CalBio designs, develops, operates and finances as needed digester projects. We have learned what works based on ten years in the business, building digesters specifically for California dairies. We understand the upfront engineering, needed equipment, required permits, and ongoing operation management.
We are also experts in the programs to sell the electricity or produce vehicle fuel and in the essential state and federal grant programs to make your project an economic success. We have won grants from the California Energy Commission, the California Department of Food and Agriculture and the San Joaquin Valley Air Pollution Control District grants, and have utilized U.S. Treasury tax programs and USDA farm incentives.
Founded with a dairy farmer, and working in partnership with 4Creeks, we also focus on enhancing dairy operations – based on your specific needs, to save you time, money and set you on a strong course for the future.
Digesters generate biogas, which primarily consists of methane, an energy-rich fuel. The methane can be used to generate electricity or as a vehicle fuel. Electricity can be sold to the utility, stored to generate electricity at the most needed hours of the day, or used onsite by the farmer.
As a source of electricity, dairy biogas projects are unique since they can store the biogas energy and produce electricity as needed. Unlike solar and wind projects, which are intermittent, and depend on the sun shining or favorable wind conditions, CalBio can store up to four days of energy generation potential by collecting the biogas under a covered lagoon. CalBio is then able to generate the electricity when it is needed most by the grid. As a result, California dairy digester projects can serve as an important complement to solar and wind.
Alternatively, the methane can be utilized by trucks, buses and cars.
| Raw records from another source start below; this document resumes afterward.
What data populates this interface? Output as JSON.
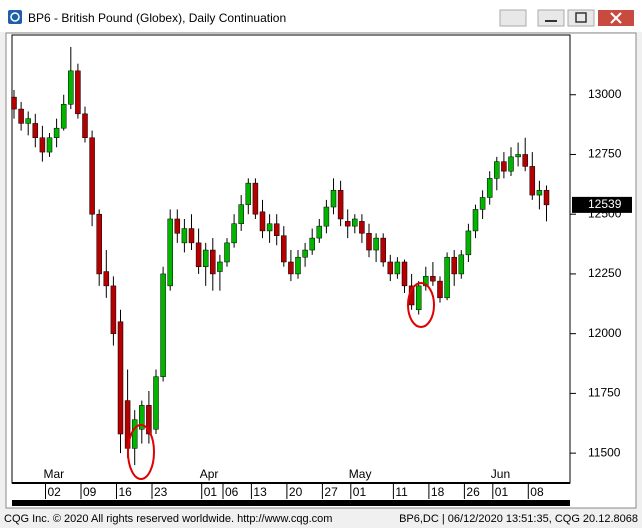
{
  "chart_data": {
    "type": "candlestick",
    "title": "BP6 - British Pound (Globex), Daily Continuation",
    "footer_left": "CQG Inc. © 2020 All rights reserved worldwide. http://www.cqg.com",
    "footer_right": "BP6,DC | 06/12/2020 13:51:35, CQG 20.12.8068",
    "up_color": "#00b400",
    "down_color": "#b40000",
    "categories": [
      null,
      null,
      null,
      null,
      null,
      "02",
      null,
      null,
      null,
      null,
      "09",
      null,
      null,
      null,
      null,
      "16",
      null,
      null,
      null,
      null,
      "23",
      null,
      null,
      null,
      null,
      null,
      null,
      "01",
      null,
      null,
      "06",
      null,
      null,
      null,
      "13",
      null,
      null,
      null,
      null,
      "20",
      null,
      null,
      null,
      null,
      "27",
      null,
      null,
      null,
      "01",
      null,
      null,
      null,
      null,
      null,
      "11",
      null,
      null,
      null,
      null,
      "18",
      null,
      null,
      null,
      null,
      "26",
      null,
      null,
      null,
      "01",
      null,
      null,
      null,
      null,
      "08",
      null,
      null
    ],
    "months": [
      null,
      null,
      null,
      null,
      null,
      "Mar",
      null,
      null,
      null,
      null,
      null,
      null,
      null,
      null,
      null,
      null,
      null,
      null,
      null,
      null,
      null,
      null,
      null,
      null,
      null,
      null,
      null,
      "Apr",
      null,
      null,
      null,
      null,
      null,
      null,
      null,
      null,
      null,
      null,
      null,
      null,
      null,
      null,
      null,
      null,
      null,
      null,
      null,
      null,
      "May",
      null,
      null,
      null,
      null,
      null,
      null,
      null,
      null,
      null,
      null,
      null,
      null,
      null,
      null,
      null,
      null,
      null,
      null,
      null,
      "Jun",
      null,
      null,
      null,
      null,
      null,
      null,
      null
    ],
    "open": [
      12990,
      12940,
      12880,
      12880,
      12820,
      12760,
      12820,
      12860,
      12960,
      13100,
      12920,
      12820,
      12500,
      12260,
      12200,
      12050,
      11720,
      11520,
      11600,
      11700,
      11600,
      11820,
      12200,
      12480,
      12380,
      12440,
      12380,
      12280,
      12350,
      12260,
      12300,
      12380,
      12460,
      12540,
      12630,
      12510,
      12430,
      12460,
      12410,
      12300,
      12250,
      12320,
      12350,
      12400,
      12450,
      12530,
      12600,
      12470,
      12450,
      12470,
      12420,
      12350,
      12400,
      12300,
      12250,
      12300,
      12200,
      12100,
      12200,
      12240,
      12220,
      12150,
      12320,
      12250,
      12330,
      12430,
      12520,
      12570,
      12650,
      12720,
      12680,
      12740,
      12750,
      12700,
      12580,
      12600
    ],
    "high": [
      13020,
      12970,
      12930,
      12920,
      12870,
      12840,
      12900,
      13000,
      13200,
      13130,
      12950,
      12850,
      12520,
      12350,
      12240,
      12100,
      11850,
      11680,
      11720,
      11760,
      11850,
      12280,
      12520,
      12520,
      12480,
      12500,
      12440,
      12380,
      12400,
      12330,
      12400,
      12500,
      12580,
      12650,
      12650,
      12560,
      12500,
      12500,
      12450,
      12350,
      12350,
      12380,
      12440,
      12480,
      12560,
      12650,
      12640,
      12520,
      12500,
      12500,
      12460,
      12420,
      12420,
      12330,
      12320,
      12310,
      12250,
      12220,
      12280,
      12300,
      12240,
      12340,
      12350,
      12350,
      12460,
      12540,
      12600,
      12680,
      12740,
      12760,
      12780,
      12800,
      12820,
      12760,
      12640,
      12620
    ],
    "low": [
      12900,
      12850,
      12830,
      12780,
      12720,
      12740,
      12780,
      12850,
      12940,
      12900,
      12800,
      12450,
      12200,
      12150,
      11950,
      11500,
      11480,
      11450,
      11540,
      11540,
      11580,
      11800,
      12180,
      12380,
      12340,
      12350,
      12250,
      12200,
      12180,
      12180,
      12280,
      12360,
      12430,
      12500,
      12480,
      12400,
      12380,
      12370,
      12280,
      12220,
      12230,
      12280,
      12330,
      12380,
      12420,
      12500,
      12450,
      12400,
      12420,
      12380,
      12320,
      12300,
      12280,
      12220,
      12230,
      12170,
      12100,
      12080,
      12180,
      12200,
      12130,
      12140,
      12200,
      12230,
      12300,
      12400,
      12480,
      12540,
      12600,
      12650,
      12660,
      12700,
      12680,
      12560,
      12520,
      12470
    ],
    "close": [
      12940,
      12880,
      12900,
      12820,
      12760,
      12820,
      12860,
      12960,
      13100,
      12920,
      12820,
      12500,
      12250,
      12200,
      12000,
      11580,
      11520,
      11640,
      11700,
      11580,
      11820,
      12250,
      12480,
      12420,
      12440,
      12380,
      12280,
      12350,
      12250,
      12300,
      12380,
      12460,
      12540,
      12630,
      12500,
      12430,
      12460,
      12410,
      12300,
      12250,
      12320,
      12350,
      12400,
      12450,
      12530,
      12600,
      12480,
      12450,
      12480,
      12420,
      12350,
      12400,
      12300,
      12250,
      12300,
      12200,
      12120,
      12200,
      12240,
      12220,
      12150,
      12320,
      12250,
      12330,
      12430,
      12520,
      12570,
      12650,
      12720,
      12680,
      12740,
      12750,
      12700,
      12580,
      12600,
      12539
    ],
    "ylim": [
      11375,
      13250
    ],
    "yticks": [
      11500,
      11750,
      12000,
      12250,
      12500,
      12750,
      13000
    ]
  }
}
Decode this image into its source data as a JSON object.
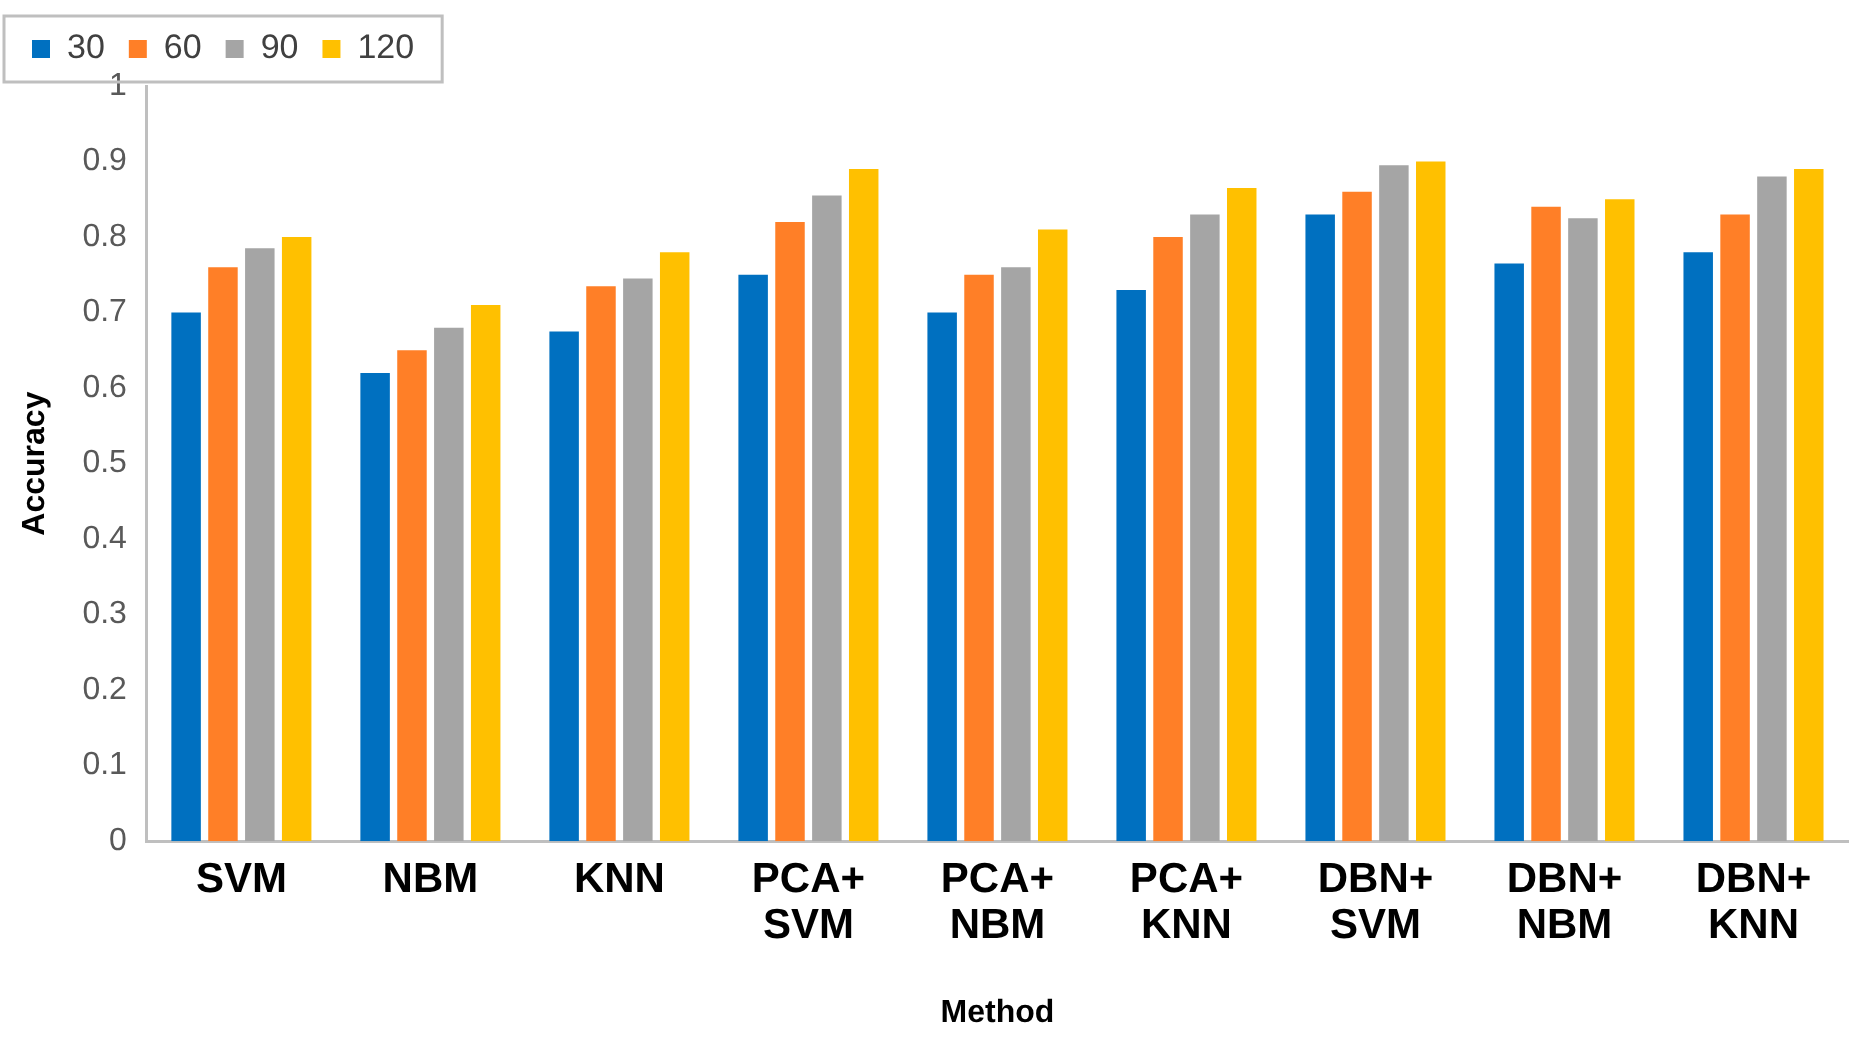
{
  "chart_data": {
    "type": "bar",
    "xlabel": "Method",
    "ylabel": "Accuracy",
    "categories": [
      "SVM",
      "NBM",
      "KNN",
      "PCA+ SVM",
      "PCA+ NBM",
      "PCA+ KNN",
      "DBN+ SVM",
      "DBN+ NBM",
      "DBN+ KNN"
    ],
    "series": [
      {
        "name": "30",
        "color": "#0070c0",
        "values": [
          0.7,
          0.62,
          0.675,
          0.75,
          0.7,
          0.73,
          0.83,
          0.765,
          0.78
        ]
      },
      {
        "name": "60",
        "color": "#ff7f27",
        "values": [
          0.76,
          0.65,
          0.735,
          0.82,
          0.75,
          0.8,
          0.86,
          0.84,
          0.83
        ]
      },
      {
        "name": "90",
        "color": "#a5a5a5",
        "values": [
          0.785,
          0.68,
          0.745,
          0.855,
          0.76,
          0.83,
          0.895,
          0.825,
          0.88
        ]
      },
      {
        "name": "120",
        "color": "#ffc000",
        "values": [
          0.8,
          0.71,
          0.78,
          0.89,
          0.81,
          0.865,
          0.9,
          0.85,
          0.89
        ]
      }
    ],
    "ylim": [
      0,
      1
    ],
    "yticks": [
      0,
      0.1,
      0.2,
      0.3,
      0.4,
      0.5,
      0.6,
      0.7,
      0.8,
      0.9,
      1
    ],
    "grid": false,
    "legend": "top left"
  }
}
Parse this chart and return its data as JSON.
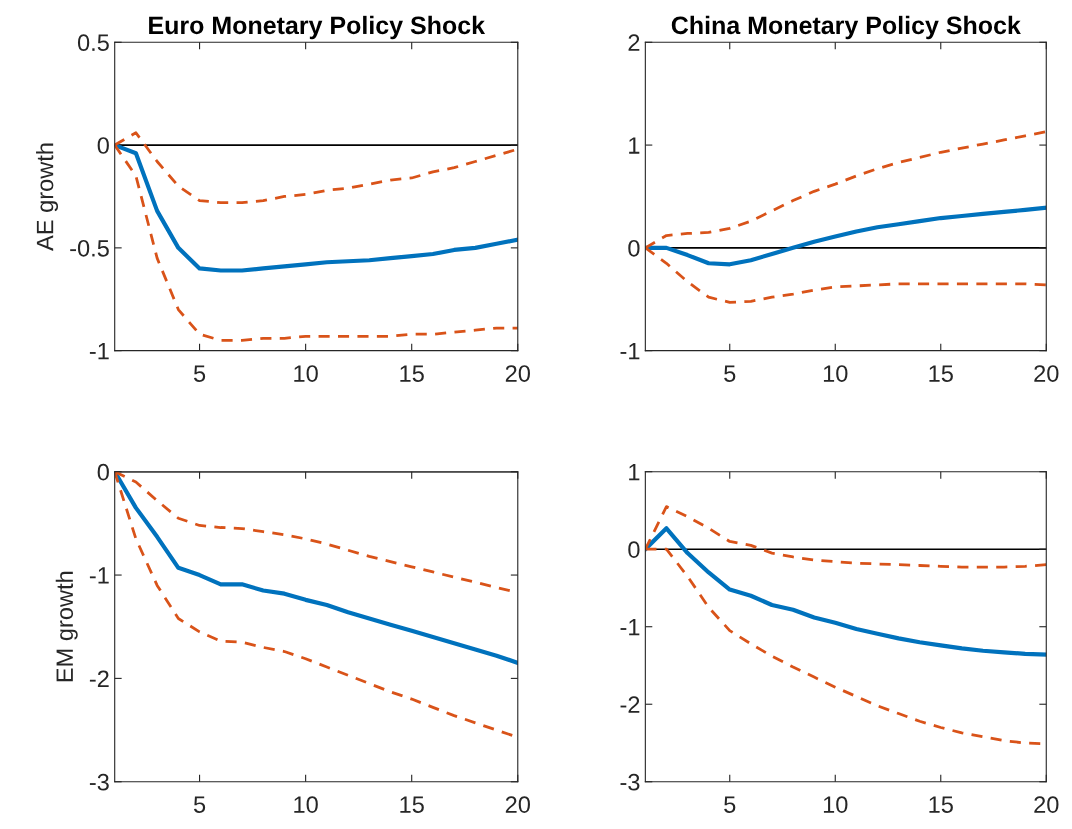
{
  "chart_data": [
    {
      "type": "line",
      "title": "Euro Monetary Policy Shock",
      "ylabel": "AE growth",
      "x": [
        1,
        2,
        3,
        4,
        5,
        6,
        7,
        8,
        9,
        10,
        11,
        12,
        13,
        14,
        15,
        16,
        17,
        18,
        19,
        20
      ],
      "xlim": [
        1,
        20
      ],
      "xticks": [
        5,
        10,
        15,
        20
      ],
      "ylim": [
        -1,
        0.5
      ],
      "yticks": [
        -1,
        -0.5,
        0,
        0.5
      ],
      "grid": false,
      "series": [
        {
          "color": "#0072bd",
          "line_style": "solid",
          "values": [
            0,
            -0.04,
            -0.32,
            -0.5,
            -0.6,
            -0.61,
            -0.61,
            -0.6,
            -0.59,
            -0.58,
            -0.57,
            -0.565,
            -0.56,
            -0.55,
            -0.54,
            -0.53,
            -0.51,
            -0.5,
            -0.48,
            -0.46
          ]
        },
        {
          "color": "#d95319",
          "line_style": "dashed",
          "values": [
            0,
            0.06,
            -0.08,
            -0.2,
            -0.27,
            -0.28,
            -0.28,
            -0.27,
            -0.25,
            -0.24,
            -0.22,
            -0.21,
            -0.19,
            -0.17,
            -0.16,
            -0.13,
            -0.11,
            -0.08,
            -0.05,
            -0.02
          ]
        },
        {
          "color": "#d95319",
          "line_style": "dashed",
          "values": [
            0,
            -0.15,
            -0.55,
            -0.8,
            -0.92,
            -0.95,
            -0.95,
            -0.94,
            -0.94,
            -0.93,
            -0.93,
            -0.93,
            -0.93,
            -0.93,
            -0.92,
            -0.92,
            -0.91,
            -0.9,
            -0.89,
            -0.89
          ]
        }
      ],
      "ref_lines": [
        {
          "axis": "y",
          "value": 0,
          "color": "#000000"
        }
      ]
    },
    {
      "type": "line",
      "title": "China Monetary Policy Shock",
      "x": [
        1,
        2,
        3,
        4,
        5,
        6,
        7,
        8,
        9,
        10,
        11,
        12,
        13,
        14,
        15,
        16,
        17,
        18,
        19,
        20
      ],
      "xlim": [
        1,
        20
      ],
      "xticks": [
        5,
        10,
        15,
        20
      ],
      "ylim": [
        -1,
        2
      ],
      "yticks": [
        -1,
        0,
        1,
        2
      ],
      "grid": false,
      "series": [
        {
          "color": "#0072bd",
          "line_style": "solid",
          "values": [
            0,
            0,
            -0.07,
            -0.15,
            -0.16,
            -0.12,
            -0.06,
            0,
            0.06,
            0.11,
            0.16,
            0.2,
            0.23,
            0.26,
            0.29,
            0.31,
            0.33,
            0.35,
            0.37,
            0.39
          ]
        },
        {
          "color": "#d95319",
          "line_style": "dashed",
          "values": [
            0,
            0.12,
            0.14,
            0.15,
            0.19,
            0.26,
            0.36,
            0.46,
            0.55,
            0.62,
            0.7,
            0.77,
            0.83,
            0.88,
            0.93,
            0.97,
            1.01,
            1.05,
            1.09,
            1.13
          ]
        },
        {
          "color": "#d95319",
          "line_style": "dashed",
          "values": [
            0,
            -0.15,
            -0.33,
            -0.48,
            -0.53,
            -0.52,
            -0.48,
            -0.45,
            -0.41,
            -0.38,
            -0.37,
            -0.36,
            -0.35,
            -0.35,
            -0.35,
            -0.35,
            -0.35,
            -0.35,
            -0.35,
            -0.36
          ]
        }
      ],
      "ref_lines": [
        {
          "axis": "y",
          "value": 0,
          "color": "#000000"
        }
      ]
    },
    {
      "type": "line",
      "ylabel": "EM growth",
      "x": [
        1,
        2,
        3,
        4,
        5,
        6,
        7,
        8,
        9,
        10,
        11,
        12,
        13,
        14,
        15,
        16,
        17,
        18,
        19,
        20
      ],
      "xlim": [
        1,
        20
      ],
      "xticks": [
        5,
        10,
        15,
        20
      ],
      "ylim": [
        -3,
        0
      ],
      "yticks": [
        -3,
        -2,
        -1,
        0
      ],
      "grid": false,
      "series": [
        {
          "color": "#0072bd",
          "line_style": "solid",
          "values": [
            0,
            -0.35,
            -0.63,
            -0.93,
            -1.0,
            -1.09,
            -1.09,
            -1.15,
            -1.18,
            -1.24,
            -1.29,
            -1.36,
            -1.42,
            -1.48,
            -1.54,
            -1.6,
            -1.66,
            -1.72,
            -1.78,
            -1.85
          ]
        },
        {
          "color": "#d95319",
          "line_style": "dashed",
          "values": [
            0,
            -0.1,
            -0.28,
            -0.45,
            -0.52,
            -0.54,
            -0.55,
            -0.58,
            -0.61,
            -0.65,
            -0.7,
            -0.76,
            -0.82,
            -0.87,
            -0.92,
            -0.97,
            -1.02,
            -1.07,
            -1.12,
            -1.17
          ]
        },
        {
          "color": "#d95319",
          "line_style": "dashed",
          "values": [
            0,
            -0.65,
            -1.1,
            -1.42,
            -1.55,
            -1.64,
            -1.65,
            -1.7,
            -1.74,
            -1.81,
            -1.89,
            -1.97,
            -2.05,
            -2.13,
            -2.2,
            -2.28,
            -2.36,
            -2.43,
            -2.5,
            -2.57
          ]
        }
      ],
      "ref_lines": [
        {
          "axis": "y",
          "value": 0,
          "color": "#000000"
        }
      ]
    },
    {
      "type": "line",
      "x": [
        1,
        2,
        3,
        4,
        5,
        6,
        7,
        8,
        9,
        10,
        11,
        12,
        13,
        14,
        15,
        16,
        17,
        18,
        19,
        20
      ],
      "xlim": [
        1,
        20
      ],
      "xticks": [
        5,
        10,
        15,
        20
      ],
      "ylim": [
        -3,
        1
      ],
      "yticks": [
        -3,
        -2,
        -1,
        0,
        1
      ],
      "grid": false,
      "series": [
        {
          "color": "#0072bd",
          "line_style": "solid",
          "values": [
            0,
            0.27,
            -0.05,
            -0.3,
            -0.52,
            -0.6,
            -0.72,
            -0.78,
            -0.88,
            -0.95,
            -1.03,
            -1.09,
            -1.15,
            -1.2,
            -1.24,
            -1.28,
            -1.31,
            -1.33,
            -1.35,
            -1.36
          ]
        },
        {
          "color": "#d95319",
          "line_style": "dashed",
          "values": [
            0,
            0.55,
            0.42,
            0.27,
            0.1,
            0.05,
            -0.05,
            -0.1,
            -0.14,
            -0.16,
            -0.18,
            -0.19,
            -0.2,
            -0.21,
            -0.22,
            -0.23,
            -0.23,
            -0.23,
            -0.22,
            -0.2
          ]
        },
        {
          "color": "#d95319",
          "line_style": "dashed",
          "values": [
            0,
            0,
            -0.35,
            -0.75,
            -1.05,
            -1.22,
            -1.38,
            -1.52,
            -1.65,
            -1.78,
            -1.9,
            -2.02,
            -2.12,
            -2.22,
            -2.3,
            -2.37,
            -2.42,
            -2.47,
            -2.5,
            -2.51
          ]
        }
      ],
      "ref_lines": [
        {
          "axis": "y",
          "value": 0,
          "color": "#000000"
        }
      ]
    }
  ]
}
We are now planning on using the biogas as a vehicle fuel and our Kern County initiative is one of the Pilot Projects in California’s Sustainable Freight Action Plan.
The act of paying someone else to reduce greenhouse emissions is called “carbon offsetting.” A carbon offset is an instrument that represents the avoided emission of one metric ton (2,205 lbs) of carbon dioxide, the most abundant greenhouse gas. Developers like California Bioenergy create projects that reduce greenhouse gas emissions and create offsets, which are then sold on to companies and organizations who use them to reach their compliance requirements or voluntary emissions goals.
Offsets are usually expressed as metric tons of “CO2 equivalent,” because offset projects can capture or destroy other greenhouse gases as well. Emissions reductions are converted into CO2e based on their global warming potential. For example, based on the current ARB livestock protocol methane is converted at 21 times the global warming potential of carbon dioxide.
CalBio is committed to creating offsets with the highest environmental integrity. The offsets are generated according to the Air Resources Board’s Compliance Offset Protocol – Livestock Projects. Credits are verified by an approved, independent third-party to ensure that they meet protocol standards and have been calculated accurately.
Projects are designed to enhance existing dairy operations and maximize project success. We are technology neutral. Digester technologies are chosen that best fit the manure management practices and nutrient needs of the dairy.
• Flush dairies are usually best suited for lagoon digesters, which save investment and operating costs and provide the ability to store biogas to enhance revenues. Reflecting the widespread flush practices, lagoon digesters make up the majority of CalBio’s and 4Creeks’ projects. Ten years of work have led to important advancements and patents in lagoon biogas storage.
• Scrape and vacuum dairies can take advantage of technologies built for them, such as American plug-flow digester and European tank digesters. CalBio was involved in the first flush to scrape conversion for a digester projects. These systems can support the export of nutrients in land-constrained dairies.